The basic political problem is that the climate movement still does not have the strength of numbers to overcome entrenched opposition and put in the kind of stiff-and-rising taxes we would need to do the job. The oil companies may claim they want carbon pricing, but a subset of them spent more than $30 million in Washington State to kill the tax proposal there, twice as much money as the proponents were able to raise in support of their intelligent, carefully designed plan.
Damn the oil companies if you will, but they persuaded 56 percent of the voters to take their side, carrying every county in the state but two. What that vote, and the French protests, tell us is that any proposal to raise energy prices is going to run into a buzz saw of opposition, including from working-class people who already feel like they are being mistreated.
The political difficulties are not the only issue with carbon pricing, though. Even in theory, the idea is expected to work in some economic sectors but not in others, yet the fetishists hold it up as the magic answer to all problems.
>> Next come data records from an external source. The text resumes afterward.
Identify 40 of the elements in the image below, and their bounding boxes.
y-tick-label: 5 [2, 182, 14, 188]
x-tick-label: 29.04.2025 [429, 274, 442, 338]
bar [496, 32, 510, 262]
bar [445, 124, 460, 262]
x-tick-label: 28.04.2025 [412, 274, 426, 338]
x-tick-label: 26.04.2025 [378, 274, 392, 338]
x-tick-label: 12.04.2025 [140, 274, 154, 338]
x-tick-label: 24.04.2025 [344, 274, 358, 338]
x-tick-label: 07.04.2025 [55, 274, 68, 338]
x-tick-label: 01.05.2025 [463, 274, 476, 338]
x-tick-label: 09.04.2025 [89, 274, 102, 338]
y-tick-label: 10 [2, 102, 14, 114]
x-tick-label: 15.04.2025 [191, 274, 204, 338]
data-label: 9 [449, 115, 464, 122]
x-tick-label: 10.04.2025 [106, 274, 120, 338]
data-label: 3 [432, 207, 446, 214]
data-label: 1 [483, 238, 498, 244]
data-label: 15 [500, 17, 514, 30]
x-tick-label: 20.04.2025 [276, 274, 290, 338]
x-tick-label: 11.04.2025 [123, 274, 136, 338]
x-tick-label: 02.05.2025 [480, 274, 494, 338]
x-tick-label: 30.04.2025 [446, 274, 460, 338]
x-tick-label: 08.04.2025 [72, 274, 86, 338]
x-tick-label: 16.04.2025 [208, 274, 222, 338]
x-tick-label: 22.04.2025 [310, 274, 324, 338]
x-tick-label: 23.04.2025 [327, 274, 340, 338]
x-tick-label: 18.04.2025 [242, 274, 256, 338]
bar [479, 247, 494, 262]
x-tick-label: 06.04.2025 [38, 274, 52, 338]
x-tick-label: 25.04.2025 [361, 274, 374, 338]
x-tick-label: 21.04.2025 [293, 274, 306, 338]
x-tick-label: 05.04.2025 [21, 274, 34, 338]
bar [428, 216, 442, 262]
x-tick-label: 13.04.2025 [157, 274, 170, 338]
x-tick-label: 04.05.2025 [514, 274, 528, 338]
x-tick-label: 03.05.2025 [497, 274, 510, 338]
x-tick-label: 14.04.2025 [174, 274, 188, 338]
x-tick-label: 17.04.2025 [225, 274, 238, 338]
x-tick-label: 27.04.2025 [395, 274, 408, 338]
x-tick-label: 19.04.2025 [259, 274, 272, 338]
To be clear, I am not arguing that a carbon price is unimportant. I would repeal none of the ones that have already passed, and I am in favor of passing new carbon prices everywhere that the politics seem aligned to make it possible. The activists in Washington State who pushed that proposal made a noble effort, and in a better world they would have won — not least because their plan was designed with the interests of the working class in mind.
What I am saying is that we cannot argue for climate policy in a vacuum, ignoring the dangerous political moment we are in, when the anger of working people is being misappropriated by demagogues like Donald Trump and Marine Le Pen in France. We would be wise not to ratchet up that anger, as President Emmanuel Macron of France belatedly acknowledged when he yanked the proposed hike in fuel taxes.
Any carbon tax that is put on the table needs to be designed with that in mind. Maybe the opening promise should be that every penny of the money will go to relieve the burden on the working class, perhaps by cutting payroll taxes and putting more cash into its pockets the day the carbon tax goes into effect. Some countries might be able to push that through, even if the United States cannot.
In the final analysis, the economic theory is right, of course: We do need a price on carbon. Some of our most important goals, such as cutting emissions from heavy industries like steel mills and cement plants, are likely to be impossible to achieve without it.